House debates

Monday, 20 August 2018

Bills

Treasury Laws Amendment (Financial Sector Regulation) Bill 2018; Second Reading

6:22 pm

Photo of Clare O'NeilClare O'Neil (Hotham, Australian Labor Party, Shadow Minister for Justice) Share this | Hansard source

We don't hear talk of socialism enough in this chamber, frankly. But that was what John Howard had to say. I would be interested to hear John Howard's views now, I really would, because I truly believe that there's not a person in this parliament who could now stand in the chamber and deny the need for this royal commission, because some of the things that have come out are putrid.

What frustrates me the most is not the errant example here and there of some wrongdoing of one particular person in one bank or institution; it is the copious examples we have seen where banks have sat down and made a business decision to rip off their customers. Can you imagine these banks sitting down and saying, 'We are actively going to decide to charge people for services they are not receiving'? It's been very distressing. We've seen a range of responses from people who work in these big institutions to some of the charges that have been laid at their feet. Some of them—'fair cop'—are apologetic, and I think they understand now that that was the wrong thing to do, that they are not licensed to commit what the royal commissioner seems to be suggesting is theft. But there are other people who are appearing before that royal commission who do not take that stance, who continue to sit in the dock and argue that they should be allowed to charge any customer anything because the customer somehow is deeming it to be acceptable by the fact that they have not changed banks or they have not changed super funds.

We know that, try as we might to get Australians to be interested in their financial affairs—and we do ask that of them, and we do want them to be in that situation—we can't rely on people to change banks because they're not getting good services. Every piece of evidence we have is that people are more likely to get a divorce, they're more likely to leave a marriage, than they are to switch banks. There are an extraordinary number of people who are still in the same bank they were in when they were a kid, when they were a teenager and they got their first jobs.

So we are going to have to do a lot better to make sure that we have competition in this sector and that we are demanding and observing good conduct in this sector, because it's not just like any other service. It's not like a pizza delivery shop. The way that these big banks and institutions operate is pivotal to the stability of our financial system. I don't know about you, but I want us to survive the next financial crisis and the one after that and the one after that. What we have here is a once-in-a-generation opportunity to look right into the heart of these institutions and to look right in the heart of the regulators and ask whether this is good enough. I think the member for Chifley would probably agree with me—I think people on my side of politics would agree with me—that a lot of what we are seeing is not good enough.

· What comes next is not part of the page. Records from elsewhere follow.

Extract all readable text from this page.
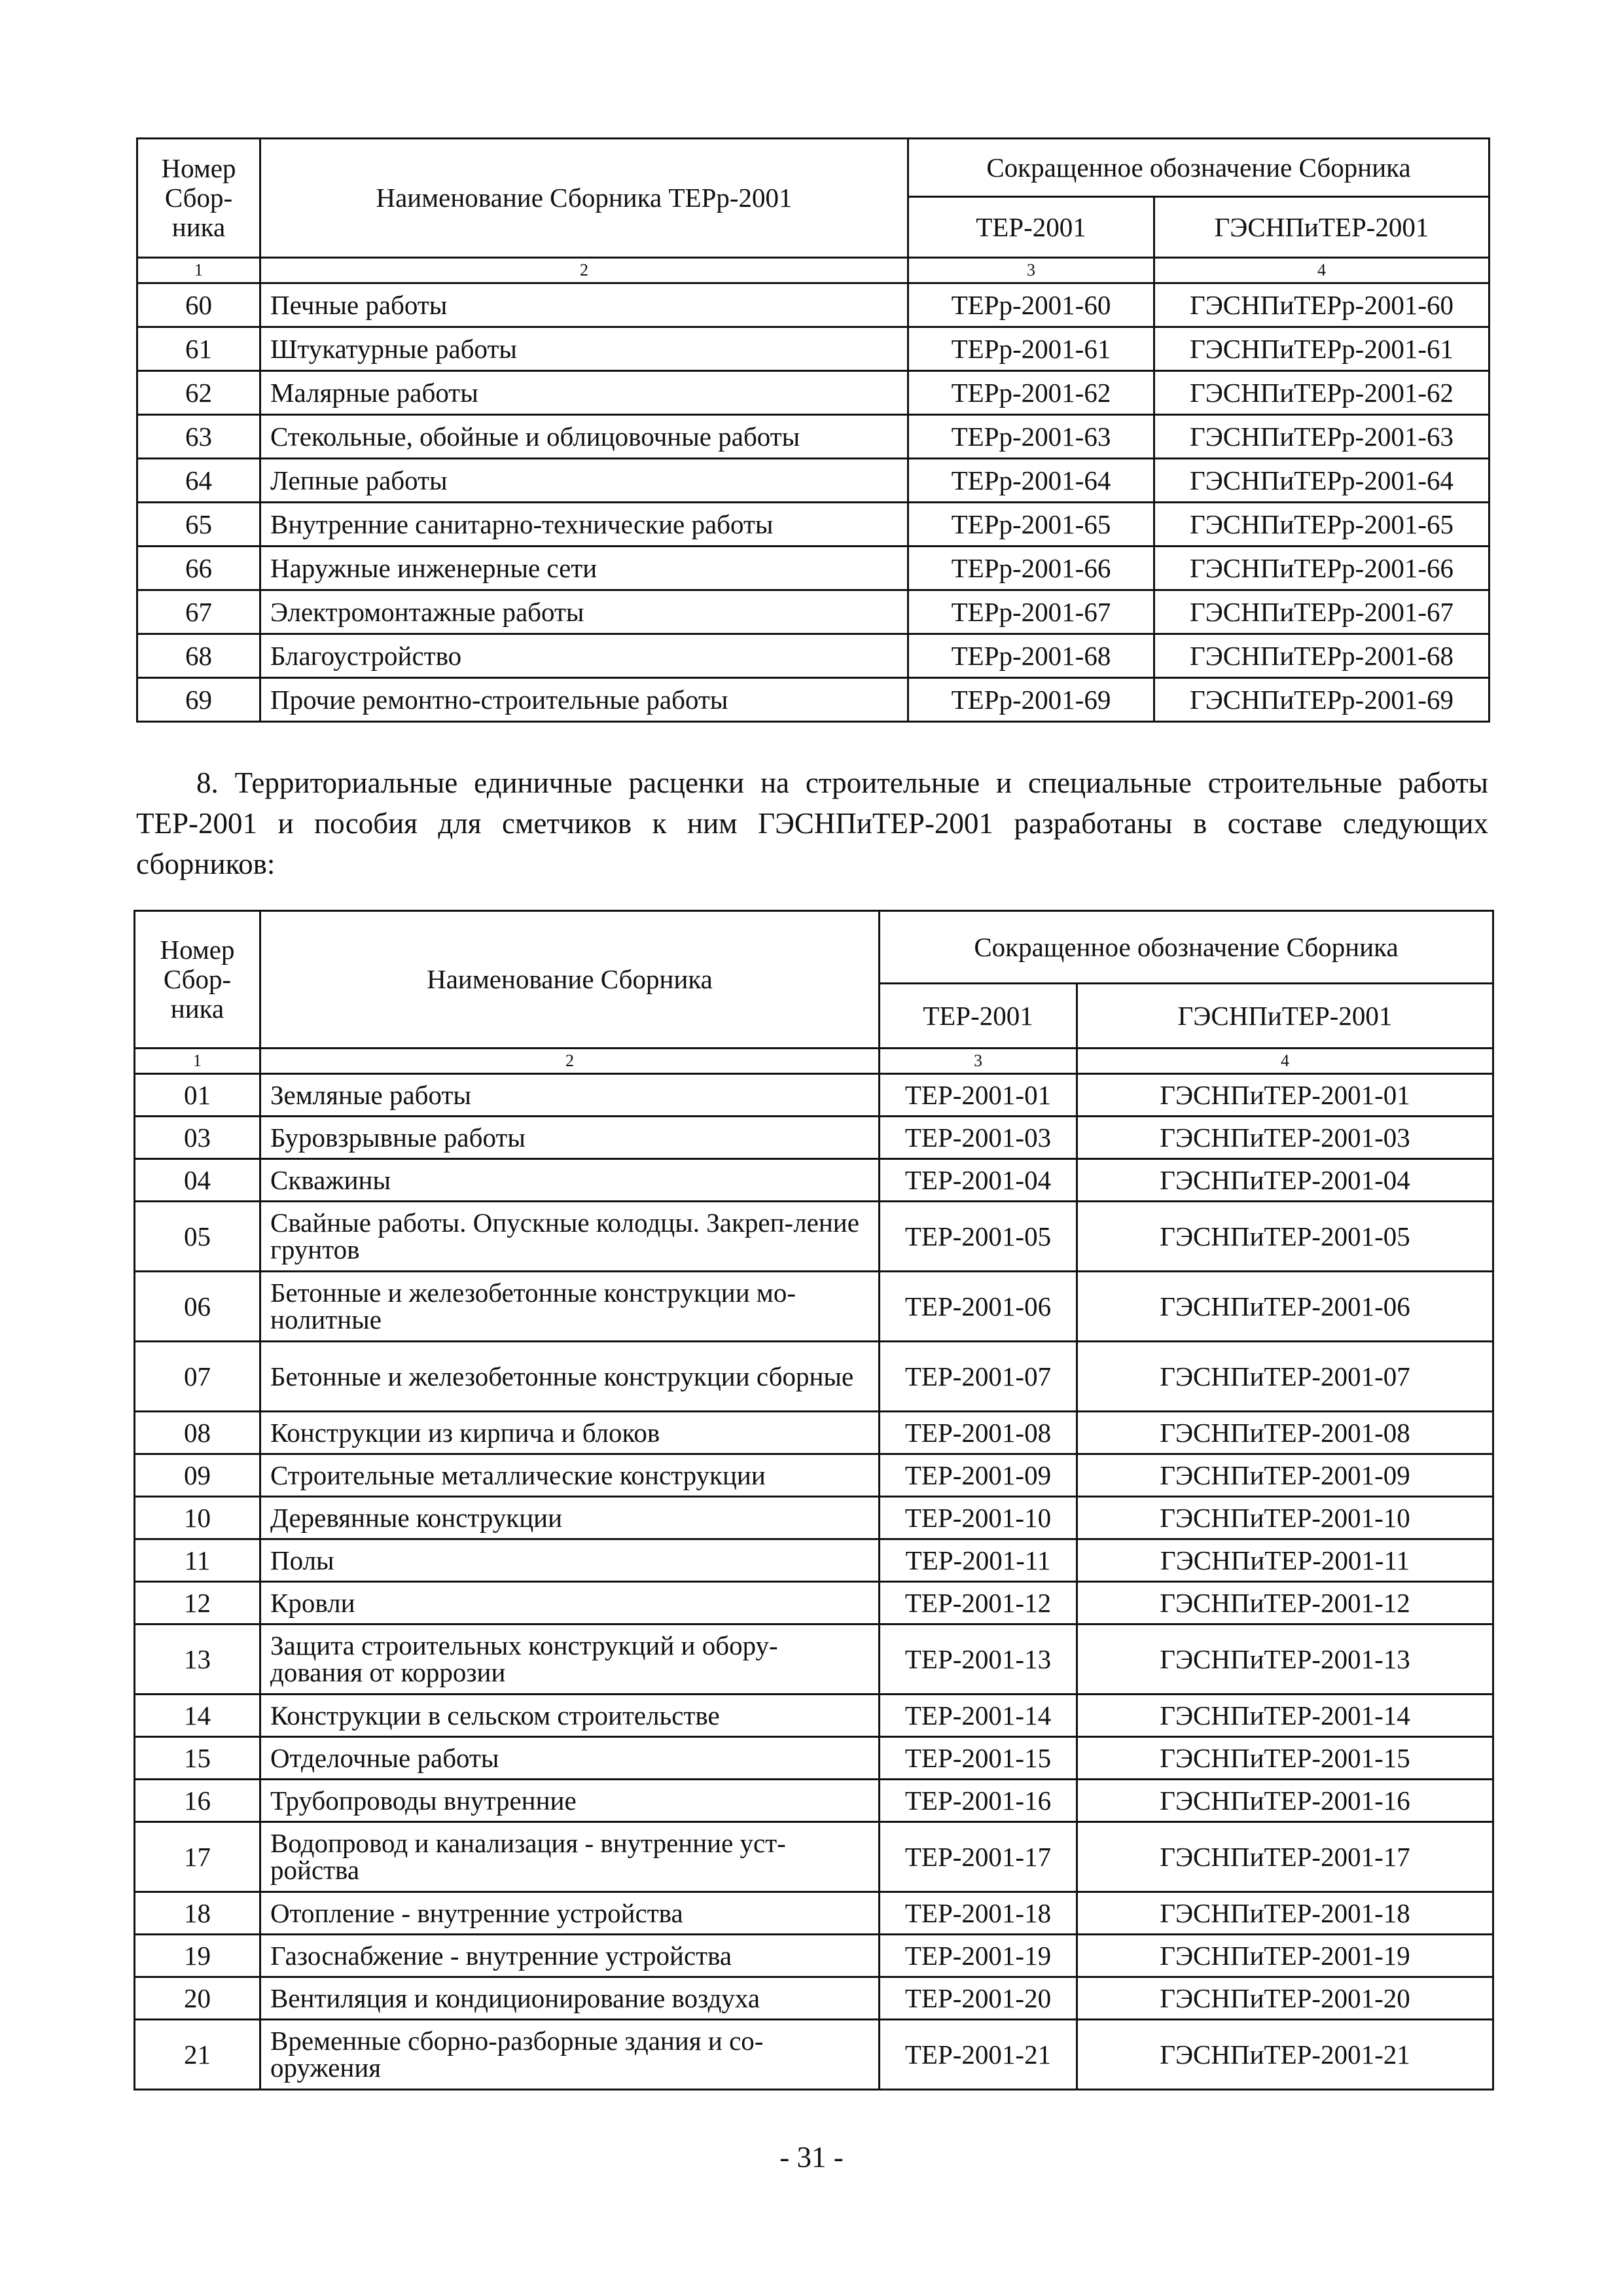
Номер Сбор-ника	Наименование Сборника ТЕРр-2001	Сокращенное обозначение Сборника	
		ТЕР-2001	ГЭСНПиТЕР-2001
1	2	3	4
60	Печные работы	ТЕРр-2001-60	ГЭСНПиТЕРр-2001-60
61	Штукатурные работы	ТЕРр-2001-61	ГЭСНПиТЕРр-2001-61
62	Малярные работы	ТЕРр-2001-62	ГЭСНПиТЕРр-2001-62
63	Стекольные, обойные и облицовочные работы	ТЕРр-2001-63	ГЭСНПиТЕРр-2001-63
64	Лепные работы	ТЕРр-2001-64	ГЭСНПиТЕРр-2001-64
65	Внутренние санитарно-технические работы	ТЕРр-2001-65	ГЭСНПиТЕРр-2001-65
66	Наружные инженерные сети	ТЕРр-2001-66	ГЭСНПиТЕРр-2001-66
67	Электромонтажные работы	ТЕРр-2001-67	ГЭСНПиТЕРр-2001-67
68	Благоустройство	ТЕРр-2001-68	ГЭСНПиТЕРр-2001-68
69	Прочие ремонтно-строительные работы	ТЕРр-2001-69	ГЭСНПиТЕРр-2001-69
8. Территориальные единичные расценки на строительные и специальные строительные работы ТЕР-2001 и пособия для сметчиков к ним ГЭСНПиТЕР-2001 разработаны в составе следующих сборников:
Номер Сбор-ника	Наименование Сборника	Сокращенное обозначение Сборника	
		ТЕР-2001	ГЭСНПиТЕР-2001
1	2	3	4
01	Земляные работы	ТЕР-2001-01	ГЭСНПиТЕР-2001-01
03	Буровзрывные работы	ТЕР-2001-03	ГЭСНПиТЕР-2001-03
04	Скважины	ТЕР-2001-04	ГЭСНПиТЕР-2001-04
05	Свайные работы. Опускные колодцы. Закреп-ление грунтов	ТЕР-2001-05	ГЭСНПиТЕР-2001-05
06	Бетонные и железобетонные конструкции мо-нолитные	ТЕР-2001-06	ГЭСНПиТЕР-2001-06
07	Бетонные и железобетонные конструкции сборные	ТЕР-2001-07	ГЭСНПиТЕР-2001-07
08	Конструкции из кирпича и блоков	ТЕР-2001-08	ГЭСНПиТЕР-2001-08
09	Строительные металлические конструкции	ТЕР-2001-09	ГЭСНПиТЕР-2001-09
10	Деревянные конструкции	ТЕР-2001-10	ГЭСНПиТЕР-2001-10
11	Полы	ТЕР-2001-11	ГЭСНПиТЕР-2001-11
12	Кровли	ТЕР-2001-12	ГЭСНПиТЕР-2001-12
13	Защита строительных конструкций и обору-дования от коррозии	ТЕР-2001-13	ГЭСНПиТЕР-2001-13
14	Конструкции в сельском строительстве	ТЕР-2001-14	ГЭСНПиТЕР-2001-14
15	Отделочные работы	ТЕР-2001-15	ГЭСНПиТЕР-2001-15
16	Трубопроводы внутренние	ТЕР-2001-16	ГЭСНПиТЕР-2001-16
17	Водопровод и канализация - внутренние уст-ройства	ТЕР-2001-17	ГЭСНПиТЕР-2001-17
18	Отопление - внутренние устройства	ТЕР-2001-18	ГЭСНПиТЕР-2001-18
19	Газоснабжение - внутренние устройства	ТЕР-2001-19	ГЭСНПиТЕР-2001-19
20	Вентиляция и кондиционирование воздуха	ТЕР-2001-20	ГЭСНПиТЕР-2001-20
21	Временные сборно-разборные здания и со-оружения	ТЕР-2001-21	ГЭСНПиТЕР-2001-21
- 31 -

What I do know is that there is only one side of politics that people can trust to actually deal with this problem, because what we have seen from the Liberals in five years of government is that just about every year there has been some step trying to create an improper regulatory environment for banks and financial services. I'll talk through them. They dismantled the FOFA reforms. Those reforms asked very little more of our financial services industry than that they act in the best interests of their customers—and that was a controversy on the other side of politics. Do you think there is a single person you could stop in the street and ask, 'Hey, do you think banks should be required to act in the best interests of their customers?' and they would say no? But we had a whole side of politics, a whole government, arguing that it was somehow above and beyond that we should require financial advisers to act in the best interests of their customers.